The most effective way to define and demonstrate SOTIF acceptance criteria is to combine:

• Scenario-based validation for known risks
• Statistical evidence for probabilistic behavior
• Uncertainty-aware design and fallback strategies
• Runtime safety monitors
• Continuous field learning
• A structured safety case

Together, these approaches acknowledge that unforeseen situations cannot be eliminated - but they can be detected, bounded, and managed safely, which is the core intent of SOTIF.

Automotive IQ: Validating rare or unusual scenarios is one of the biggest challenges for automated driving. How can companies balance the need for thorough testing with the practical limits of time, budget, and available data?

Abhash: To start with, companies should balance rare-scenario validation with practical constraints by:

• Prioritizing risk, not rarity
• Validating scenario classes instead of individual cases
• Using simulation and data-efficient methods at scale
• Relying on runtime safeguards and continuous learning
• Making residual risk explicit and defensible
• Lastly most important operational safety both from external and internal aspects during pre/post deployment

This approach accepts that rare scenarios cannot all be tested, but ensures that the most dangerous ones are addressed in a way that is both technically sound and economically viable.

Automotive IQ: Integrating SOTIF with functional safety and cyber security is a growing priority. What steps can organisations take to make sure these activities are aligned rather than handled in silos?

Abhash: To avoid siloed efforts and ensure that SOTIF, FuSa, V&V, data, and operations all work toward a single safety goal, organisations need structural, process, and cultural alignment. The most effective steps focus on shared artifacts, shared metrics, and shared accountability, rather than informal coordination. Organizations avoid siloed safety activities by:

• Defining a unifies System Management System for the overall development
• Defining a unified safety strategy
• Using shared scenario and hazard models
• Maintaining common safety artifacts and metrics
• Establishing cross-functional governance
• Closing the loop between field data and engineering
• Building shared competence and accountability

When alignment is achieved, safety activities reinforce each other - turning FuSa, SOTIF, and V&V into a coherent, defensible safety system rather than parallel efforts.

Automotive IQ: As automated driving functions become more capable and complex, what shifts do you think the industry needs to make to keep pace with evolving SOTIF requirements?

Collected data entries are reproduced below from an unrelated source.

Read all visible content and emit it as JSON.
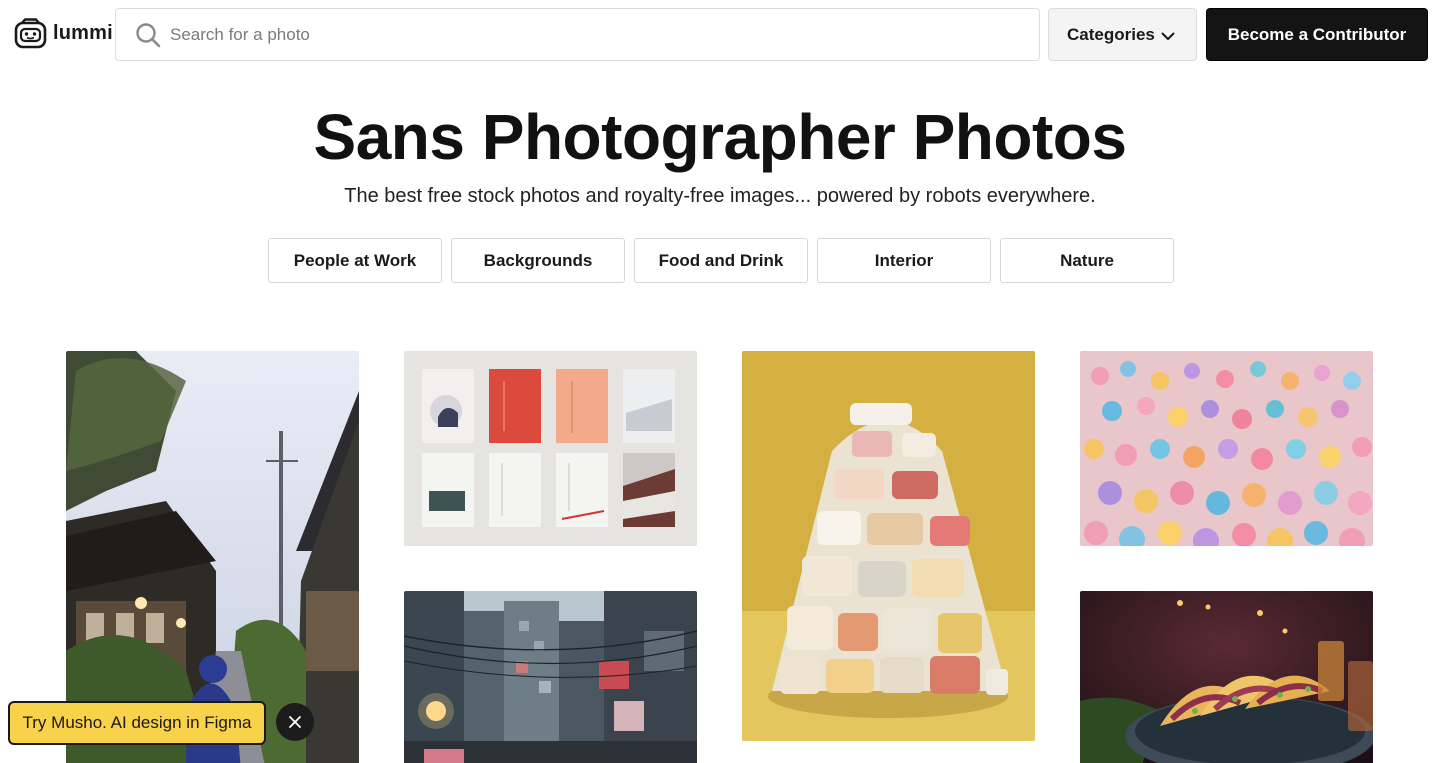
{
  "header": {
    "logo_text": "lummi",
    "search_placeholder": "Search for a photo",
    "categories_label": "Categories",
    "contributor_label": "Become a Contributor"
  },
  "hero": {
    "title": "Sans Photographer Photos",
    "subtitle": "The best free stock photos and royalty-free images... powered by robots everywhere."
  },
  "chips": [
    "People at Work",
    "Backgrounds",
    "Food and Drink",
    "Interior",
    "Nature"
  ],
  "promo": {
    "label": "Try Musho. AI design in Figma",
    "color": "#f7d24a"
  },
  "icons": {
    "logo": "robot-face-icon",
    "search": "search-icon",
    "categories": "chevron-down-icon",
    "promo_close": "close-icon"
  },
  "colors": {
    "primary_button": "#141414",
    "border": "#dcdcdc"
  }
}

Abhash: To keep pace with evolving SOTIF requirements, the industry needs to make fundamental shifts in mindset, engineering practice, and governance. These shifts move safety from a static, compliance-driven activity toward a continuous, evidence-based risk management discipline suited to open-world automation.

• Requirement completeness to risk completeness
• Closed-world assumptions to open-world realism
• One-time validation to lifecycle assurance
• Deterministic correctness to probabilistic evidence
• Collaborative focus

Automotive IQ: What improvements, whether in tools, development methods, or regulatory guidance, would make SOTIF easier for companies to implement effectively?

Abhash: There is no easy way or shortcut for safety engineering. The biggest gains will come from reducing ambiguity, improving scalability, and increasing consistency across the industry. SOTIF becomes easier to implement when the industry:

• Has better tools for scenarios, uncertainty, and safety cases
• Uses risk-driven, lifecycle-aware development methods
• Receives clearer, example-driven regulatory guidance
• Collaborates across companies and with regulators

Together, these improvements turn SOTIF from a theoretical requirement into a repeatable, scalable, and auditable engineering practice.